Not surprisingly, engaged workers also reported higher levels of overall life satisfaction. Five in 10 engaged workers (53%) strongly agreed that they had gotten the important things they want in their lives, compared to just 13% of actively disengaged workers; and 44% of engaged employees strongly agreed that the conditions of their lives were excellent, in contrast to just 9% of actively disengaged workers.
Negative feelings at work also seem to spill over into actively disengaged workers' home lives. The survey asked respondents if they had three or more days in the past month when work stress caused them to behave poorly with friends or family members. More than half (54%) of actively disengaged workers and 31% of not-engaged workers answered yes to this question, while just 17% of engaged workers answered yes. These results are similar to those reported in previous surveys. (See "Engagement Keeps the Doctor Away" and "Bringing Work Problems Home" in the "See Also" area on this page.)
The results of the GMJ Employee Engagement Index survey show a strong relationship between worker happiness and workplace engagement. Happy and engaged employees are much more likely to have a positive relationship with their boss, are better equipped to handle new challenges and changes, feel they are more valued by their employers, handle stress more effectively, and are much more satisfied with their lives.

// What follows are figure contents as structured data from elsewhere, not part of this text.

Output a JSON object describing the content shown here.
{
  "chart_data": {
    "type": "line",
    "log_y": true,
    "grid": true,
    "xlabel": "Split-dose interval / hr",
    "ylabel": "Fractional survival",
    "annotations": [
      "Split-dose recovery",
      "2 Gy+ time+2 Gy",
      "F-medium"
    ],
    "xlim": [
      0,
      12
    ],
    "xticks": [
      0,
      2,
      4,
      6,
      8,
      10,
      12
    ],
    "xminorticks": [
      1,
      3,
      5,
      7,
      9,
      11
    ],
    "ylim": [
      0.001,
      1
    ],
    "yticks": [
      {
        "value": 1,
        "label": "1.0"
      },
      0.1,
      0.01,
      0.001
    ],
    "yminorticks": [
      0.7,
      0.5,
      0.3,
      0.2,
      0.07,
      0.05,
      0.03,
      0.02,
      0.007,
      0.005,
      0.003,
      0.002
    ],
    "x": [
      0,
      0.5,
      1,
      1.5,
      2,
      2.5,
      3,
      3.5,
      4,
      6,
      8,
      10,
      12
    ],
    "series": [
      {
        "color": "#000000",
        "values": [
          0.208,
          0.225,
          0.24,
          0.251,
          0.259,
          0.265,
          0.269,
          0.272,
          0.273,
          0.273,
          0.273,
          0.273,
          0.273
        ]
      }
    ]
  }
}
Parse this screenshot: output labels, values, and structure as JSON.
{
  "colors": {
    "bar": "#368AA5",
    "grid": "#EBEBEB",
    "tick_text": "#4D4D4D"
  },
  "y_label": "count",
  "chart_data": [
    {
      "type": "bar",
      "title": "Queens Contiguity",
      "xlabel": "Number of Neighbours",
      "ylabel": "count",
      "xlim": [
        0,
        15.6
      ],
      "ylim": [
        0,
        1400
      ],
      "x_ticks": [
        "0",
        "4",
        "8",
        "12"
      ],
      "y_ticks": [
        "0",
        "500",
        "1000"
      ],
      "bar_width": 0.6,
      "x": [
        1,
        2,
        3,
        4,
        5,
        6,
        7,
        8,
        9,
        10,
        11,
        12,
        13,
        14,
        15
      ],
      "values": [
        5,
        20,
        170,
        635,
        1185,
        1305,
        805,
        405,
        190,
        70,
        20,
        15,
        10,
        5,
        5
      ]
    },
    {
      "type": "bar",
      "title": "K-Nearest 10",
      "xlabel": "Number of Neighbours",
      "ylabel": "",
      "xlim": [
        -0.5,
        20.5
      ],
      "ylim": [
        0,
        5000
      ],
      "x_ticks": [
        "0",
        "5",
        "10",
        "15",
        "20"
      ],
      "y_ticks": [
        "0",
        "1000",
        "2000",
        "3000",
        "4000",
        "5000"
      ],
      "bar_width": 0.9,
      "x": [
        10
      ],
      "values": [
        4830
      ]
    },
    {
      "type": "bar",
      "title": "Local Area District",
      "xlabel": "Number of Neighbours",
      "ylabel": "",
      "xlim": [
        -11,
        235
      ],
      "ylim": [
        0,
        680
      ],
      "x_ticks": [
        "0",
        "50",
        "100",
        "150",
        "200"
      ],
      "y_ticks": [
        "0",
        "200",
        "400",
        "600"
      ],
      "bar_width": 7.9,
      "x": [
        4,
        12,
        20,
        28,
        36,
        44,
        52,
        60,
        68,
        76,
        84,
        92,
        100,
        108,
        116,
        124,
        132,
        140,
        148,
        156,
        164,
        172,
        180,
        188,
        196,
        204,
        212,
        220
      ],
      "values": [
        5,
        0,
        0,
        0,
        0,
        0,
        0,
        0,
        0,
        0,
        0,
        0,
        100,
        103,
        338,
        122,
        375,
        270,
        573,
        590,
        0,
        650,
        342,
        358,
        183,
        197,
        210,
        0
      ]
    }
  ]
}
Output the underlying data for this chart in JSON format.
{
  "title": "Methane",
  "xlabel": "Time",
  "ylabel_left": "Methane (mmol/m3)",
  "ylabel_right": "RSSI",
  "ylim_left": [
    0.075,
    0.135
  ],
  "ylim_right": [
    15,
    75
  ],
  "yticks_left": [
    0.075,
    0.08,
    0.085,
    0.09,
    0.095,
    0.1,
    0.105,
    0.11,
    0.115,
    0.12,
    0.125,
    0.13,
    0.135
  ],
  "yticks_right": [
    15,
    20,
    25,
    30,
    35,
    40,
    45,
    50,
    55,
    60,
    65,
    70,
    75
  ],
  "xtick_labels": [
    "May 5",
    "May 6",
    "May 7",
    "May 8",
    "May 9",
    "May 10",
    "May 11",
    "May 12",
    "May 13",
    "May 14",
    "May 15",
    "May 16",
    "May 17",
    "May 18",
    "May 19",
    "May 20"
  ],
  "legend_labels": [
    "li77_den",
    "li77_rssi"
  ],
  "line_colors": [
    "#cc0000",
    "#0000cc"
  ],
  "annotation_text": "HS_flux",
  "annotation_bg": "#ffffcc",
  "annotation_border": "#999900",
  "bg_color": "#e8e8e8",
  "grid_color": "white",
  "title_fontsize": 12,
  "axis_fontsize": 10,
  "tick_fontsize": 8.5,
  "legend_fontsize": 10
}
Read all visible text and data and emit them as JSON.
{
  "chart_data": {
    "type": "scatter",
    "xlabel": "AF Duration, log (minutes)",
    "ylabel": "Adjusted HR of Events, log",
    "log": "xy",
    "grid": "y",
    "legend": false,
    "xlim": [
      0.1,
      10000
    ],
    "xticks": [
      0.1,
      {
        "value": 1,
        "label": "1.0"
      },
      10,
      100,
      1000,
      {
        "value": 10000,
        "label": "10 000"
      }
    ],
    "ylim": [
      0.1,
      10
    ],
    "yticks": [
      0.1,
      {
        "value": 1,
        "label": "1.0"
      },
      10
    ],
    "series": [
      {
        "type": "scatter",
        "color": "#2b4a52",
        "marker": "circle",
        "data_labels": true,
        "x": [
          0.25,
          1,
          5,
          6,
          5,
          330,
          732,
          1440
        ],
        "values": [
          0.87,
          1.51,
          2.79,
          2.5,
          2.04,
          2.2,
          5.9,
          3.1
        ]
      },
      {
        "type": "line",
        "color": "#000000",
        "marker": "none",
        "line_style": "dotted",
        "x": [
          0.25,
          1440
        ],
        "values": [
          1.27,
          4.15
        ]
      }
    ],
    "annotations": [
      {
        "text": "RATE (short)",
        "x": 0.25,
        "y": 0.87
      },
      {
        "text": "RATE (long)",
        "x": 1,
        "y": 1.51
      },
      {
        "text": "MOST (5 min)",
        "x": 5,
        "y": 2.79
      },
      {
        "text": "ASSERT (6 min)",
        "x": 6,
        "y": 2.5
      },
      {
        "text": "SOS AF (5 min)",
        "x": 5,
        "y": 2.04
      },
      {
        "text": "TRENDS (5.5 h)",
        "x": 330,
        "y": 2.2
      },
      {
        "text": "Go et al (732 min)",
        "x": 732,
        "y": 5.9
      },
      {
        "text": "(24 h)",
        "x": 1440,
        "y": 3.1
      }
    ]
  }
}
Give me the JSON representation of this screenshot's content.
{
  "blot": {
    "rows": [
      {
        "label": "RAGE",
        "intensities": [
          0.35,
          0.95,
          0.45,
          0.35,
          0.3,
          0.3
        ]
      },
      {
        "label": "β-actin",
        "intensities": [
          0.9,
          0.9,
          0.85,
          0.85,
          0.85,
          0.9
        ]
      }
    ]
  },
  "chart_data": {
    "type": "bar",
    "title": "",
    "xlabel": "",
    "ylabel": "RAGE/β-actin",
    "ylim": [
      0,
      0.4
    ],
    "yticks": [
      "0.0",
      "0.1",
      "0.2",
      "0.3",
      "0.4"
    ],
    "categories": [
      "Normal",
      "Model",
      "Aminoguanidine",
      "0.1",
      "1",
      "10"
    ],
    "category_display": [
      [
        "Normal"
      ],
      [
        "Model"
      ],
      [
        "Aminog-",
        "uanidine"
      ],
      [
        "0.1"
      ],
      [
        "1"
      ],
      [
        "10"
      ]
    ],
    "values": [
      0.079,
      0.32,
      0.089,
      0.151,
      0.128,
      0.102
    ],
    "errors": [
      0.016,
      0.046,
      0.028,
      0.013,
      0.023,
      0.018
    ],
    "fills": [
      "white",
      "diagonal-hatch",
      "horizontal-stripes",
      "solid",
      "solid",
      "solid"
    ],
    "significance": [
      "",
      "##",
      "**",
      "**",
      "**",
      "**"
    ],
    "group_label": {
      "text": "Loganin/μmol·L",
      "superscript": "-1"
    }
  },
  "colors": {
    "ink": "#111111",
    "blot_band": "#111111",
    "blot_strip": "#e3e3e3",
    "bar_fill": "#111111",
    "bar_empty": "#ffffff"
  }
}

Results of this survey are based on nationally representative samples of about 1,000 employed adults aged 18 and older. Interviews were conducted by telephone October 2000-May 2005 by The Gallup Organization. For results based on samples of this size, one can say with 95% confidence that the error attributable to sampling and other random effects could be plus or minus three percentage points. For findings based on subgroups, the sampling error would be greater.